Private businesses are expected to be stronger in the 2014/15 financial year, after they went through a dismal period over the last 12 months, EmmanuelTumusiime-Mutebile, the Bank of Uganda governor, has said.
Presenting the June monetary policy statement at BOU offices last week, Mutebile said the private sector had started to borrow more.
"Credit growth for the private sector has picked up a little and is expected to increase over the remaining part of this year and next two years," he said.
"Growth in economic activity is expected to pick up gradually but it is likely to take some time before the economy returns to the historical growth trajectory of seven per cent."
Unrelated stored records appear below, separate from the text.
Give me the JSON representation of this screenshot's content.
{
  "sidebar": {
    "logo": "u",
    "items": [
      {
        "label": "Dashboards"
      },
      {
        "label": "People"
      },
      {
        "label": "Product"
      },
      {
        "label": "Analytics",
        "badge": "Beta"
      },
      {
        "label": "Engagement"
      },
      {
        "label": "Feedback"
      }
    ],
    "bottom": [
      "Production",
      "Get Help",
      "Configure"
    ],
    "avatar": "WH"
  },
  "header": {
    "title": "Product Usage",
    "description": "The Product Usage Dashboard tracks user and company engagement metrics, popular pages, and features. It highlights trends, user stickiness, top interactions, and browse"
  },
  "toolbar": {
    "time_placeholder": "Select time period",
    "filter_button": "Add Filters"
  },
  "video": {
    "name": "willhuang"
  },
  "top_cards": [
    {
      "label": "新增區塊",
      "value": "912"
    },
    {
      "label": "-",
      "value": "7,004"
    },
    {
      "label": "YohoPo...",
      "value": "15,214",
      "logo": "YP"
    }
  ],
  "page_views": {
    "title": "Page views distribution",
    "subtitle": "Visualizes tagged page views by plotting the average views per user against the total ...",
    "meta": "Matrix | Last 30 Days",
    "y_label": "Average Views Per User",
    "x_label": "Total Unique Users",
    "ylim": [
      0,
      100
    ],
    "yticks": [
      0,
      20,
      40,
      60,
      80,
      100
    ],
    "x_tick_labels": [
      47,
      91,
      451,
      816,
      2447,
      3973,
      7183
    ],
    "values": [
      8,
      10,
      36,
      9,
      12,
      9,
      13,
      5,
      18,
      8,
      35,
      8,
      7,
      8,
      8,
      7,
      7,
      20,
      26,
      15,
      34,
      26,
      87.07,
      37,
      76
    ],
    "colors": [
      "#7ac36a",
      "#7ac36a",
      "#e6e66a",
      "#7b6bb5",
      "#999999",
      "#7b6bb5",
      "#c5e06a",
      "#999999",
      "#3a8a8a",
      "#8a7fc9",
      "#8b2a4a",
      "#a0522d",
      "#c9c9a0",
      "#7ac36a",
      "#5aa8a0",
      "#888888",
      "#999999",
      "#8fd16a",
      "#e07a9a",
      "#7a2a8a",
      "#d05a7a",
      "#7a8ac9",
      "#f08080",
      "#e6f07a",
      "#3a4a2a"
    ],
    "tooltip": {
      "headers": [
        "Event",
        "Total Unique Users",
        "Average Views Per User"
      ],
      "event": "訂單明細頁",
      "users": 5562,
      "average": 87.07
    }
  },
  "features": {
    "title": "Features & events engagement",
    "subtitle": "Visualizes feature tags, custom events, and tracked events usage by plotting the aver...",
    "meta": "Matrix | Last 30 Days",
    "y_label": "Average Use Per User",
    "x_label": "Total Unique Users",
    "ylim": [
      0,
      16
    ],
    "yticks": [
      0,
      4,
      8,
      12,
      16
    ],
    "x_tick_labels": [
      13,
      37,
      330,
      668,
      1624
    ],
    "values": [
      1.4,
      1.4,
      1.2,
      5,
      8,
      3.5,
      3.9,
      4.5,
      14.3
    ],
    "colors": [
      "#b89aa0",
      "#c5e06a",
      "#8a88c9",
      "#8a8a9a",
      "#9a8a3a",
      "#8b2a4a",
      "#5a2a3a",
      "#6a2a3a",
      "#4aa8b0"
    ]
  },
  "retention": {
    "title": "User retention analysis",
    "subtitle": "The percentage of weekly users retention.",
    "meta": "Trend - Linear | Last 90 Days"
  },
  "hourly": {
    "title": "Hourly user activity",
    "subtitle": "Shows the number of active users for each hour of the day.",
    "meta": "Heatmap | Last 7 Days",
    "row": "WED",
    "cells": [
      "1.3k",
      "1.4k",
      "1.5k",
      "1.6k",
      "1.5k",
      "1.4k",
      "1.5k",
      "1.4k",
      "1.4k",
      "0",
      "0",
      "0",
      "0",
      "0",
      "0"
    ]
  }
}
BOU forecasts a reduction in inflation. The central bank eased the central bank rate (CBR) to 11 per cent amidst renewed confidence in the economy. It was the first time BOU was changing the CBR, which influences interest rates in the market, since December.
Government's domestic borrowing, according to Dr Adam Mugume, BOU executive director for research, is likely to be lower than it was in financial yea 2013/14. Government borrowed Shs 1.7tn, far higher than the anticipated Shs 1.1tn at the beginning of the fiscal year.
"Government borrowed a lot to cover up for the revenue shortfall. We want this to be less so as not to crowd out private sector borrowing," Mugume said.
Uganda revenue authority is expected to register a shortfall of Shs 400bn. The key uncertainty, BOU said, was that it expected a further drop in exports, mainly due to a crisis in South Sudan.
Nonetheless, BOU projects a growth of 6-7 per cent for the 2014/15 financial year.